Pengantar redaksi:
Hari ini, tepat delapan tahun lalu, presiden kedua RI Muhammad Soeharto berpulang. Memperingati sewindu peristiwa tersebut, redaksi Kompas.com menayangkan artikel-artikel dari harian Kompas pada masa itu terkait sosok penguasa Orde Baru tersebut.
* * * * *
Oleh: Sonya Hellen Sinombor
JAKARTA, KOMPAS - Pada masa Orde Baru, Astana Giribangun yang merupakan tempat pemakaman Siti Hartinah, atau lebih dikenal dengan nama Ny Tien Soeharto, begitu ramai dikunjungi. Jumlah peziarahnya bisa ribuan orang, khususnya saat libur nasional. Namun, di era reformasi, jumlah peziarah menurun drastis, hanya ratusan orang.
Belakangan ini, ketika kondisi kesehatan mantan Presiden Soeharto dikabarkan kritis, kawasan pemakaman megah di lereng barat Gunung Lawu, Desa Karang Bangun, Kecamatan Matesih, Kabupaten Karanganyar, Jawa Tengah, tersebut lagi-lagi menarik perhatian orang.
Pemakaman yang berada di ketinggian 666 meter di atas permukaan laut itu benar-benar ramai pengunjung. Tak hanya kalangan masyarakat, sejumlah pejabat di tingkat kabupaten hingga tingkat provinsi di Jawa Tengah pun berbondong-bondong mendatangi tempat itu.

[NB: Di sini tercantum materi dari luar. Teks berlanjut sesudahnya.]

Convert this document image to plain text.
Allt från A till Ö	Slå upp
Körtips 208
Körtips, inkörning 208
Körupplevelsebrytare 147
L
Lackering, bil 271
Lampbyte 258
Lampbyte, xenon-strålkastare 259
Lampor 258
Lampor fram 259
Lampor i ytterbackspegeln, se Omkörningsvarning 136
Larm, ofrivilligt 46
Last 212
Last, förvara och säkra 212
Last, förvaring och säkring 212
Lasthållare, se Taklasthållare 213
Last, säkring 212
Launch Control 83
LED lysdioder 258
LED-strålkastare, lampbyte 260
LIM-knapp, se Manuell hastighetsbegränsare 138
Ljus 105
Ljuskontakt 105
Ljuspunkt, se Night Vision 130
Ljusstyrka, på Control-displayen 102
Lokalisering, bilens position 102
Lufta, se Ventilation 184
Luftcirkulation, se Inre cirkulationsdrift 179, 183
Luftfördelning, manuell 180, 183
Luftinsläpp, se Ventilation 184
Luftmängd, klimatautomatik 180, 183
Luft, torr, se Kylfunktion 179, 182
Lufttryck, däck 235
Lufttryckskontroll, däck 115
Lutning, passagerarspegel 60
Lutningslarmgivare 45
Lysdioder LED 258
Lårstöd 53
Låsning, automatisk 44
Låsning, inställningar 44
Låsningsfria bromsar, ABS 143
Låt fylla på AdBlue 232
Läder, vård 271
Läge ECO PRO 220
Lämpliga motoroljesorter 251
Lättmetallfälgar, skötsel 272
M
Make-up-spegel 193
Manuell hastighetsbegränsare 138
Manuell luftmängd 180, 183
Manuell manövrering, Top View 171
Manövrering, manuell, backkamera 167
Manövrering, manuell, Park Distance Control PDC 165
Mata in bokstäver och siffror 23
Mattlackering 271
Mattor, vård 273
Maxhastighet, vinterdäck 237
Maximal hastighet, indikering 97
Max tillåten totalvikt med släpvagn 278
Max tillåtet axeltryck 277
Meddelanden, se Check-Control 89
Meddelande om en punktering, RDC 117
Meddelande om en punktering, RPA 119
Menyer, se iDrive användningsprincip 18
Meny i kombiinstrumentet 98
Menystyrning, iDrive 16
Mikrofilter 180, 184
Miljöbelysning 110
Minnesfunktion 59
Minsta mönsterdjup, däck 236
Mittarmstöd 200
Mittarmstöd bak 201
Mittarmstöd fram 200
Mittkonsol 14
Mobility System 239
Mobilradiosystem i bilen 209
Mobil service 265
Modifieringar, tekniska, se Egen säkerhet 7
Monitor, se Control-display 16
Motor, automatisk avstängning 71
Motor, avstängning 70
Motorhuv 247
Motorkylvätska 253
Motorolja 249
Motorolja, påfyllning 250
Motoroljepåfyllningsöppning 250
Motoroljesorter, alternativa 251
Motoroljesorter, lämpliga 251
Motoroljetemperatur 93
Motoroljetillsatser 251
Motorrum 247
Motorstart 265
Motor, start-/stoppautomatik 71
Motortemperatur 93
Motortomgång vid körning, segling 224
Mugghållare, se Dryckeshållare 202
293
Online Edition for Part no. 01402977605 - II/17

Perhatian tadi tentunya terkait dengan tempat pemakaman Pak Harto. Seperti diketahui, sejak Ny Tien Soeharto dimakamkan tahun 1996, di sisi makam Ny Tien Soeharto-antara makam Ny Tien dan ibunda Ny Tien-ada satu makam kosong. "Tempat kosong itu untuk Pak Harto," demikian penjelasan Citro Sadino (57), salah satu penjaga Astana Giribangun, awal Januari 2008.
Citro adalah warga Karang Bangun yang bekerja sejak 1988. Tugasnya setiap hari membersihkan ruangan tempat Ny Tien dan keluarganya dimakamkan.
Cungkup Argosari
Tempat yang dipersiapkan untuk pemakaman Pak Harto berada di bangunan di lingkungan Astana Giribangun yang dinamakan Cungkup Argosari. Tempat ini merupakan bagian utama Astana Giribangun yang letaknya di bagian tengah. "Pak Harto, walau bukan keluarga Mangkunegaraan, adalah suami Ibu Tien. Suami-istri selayaknya dimakamkan bersama," kata Citro, menjelaskan mengapa Pak Harto dimakamkan di bagian utama pemakaman itu.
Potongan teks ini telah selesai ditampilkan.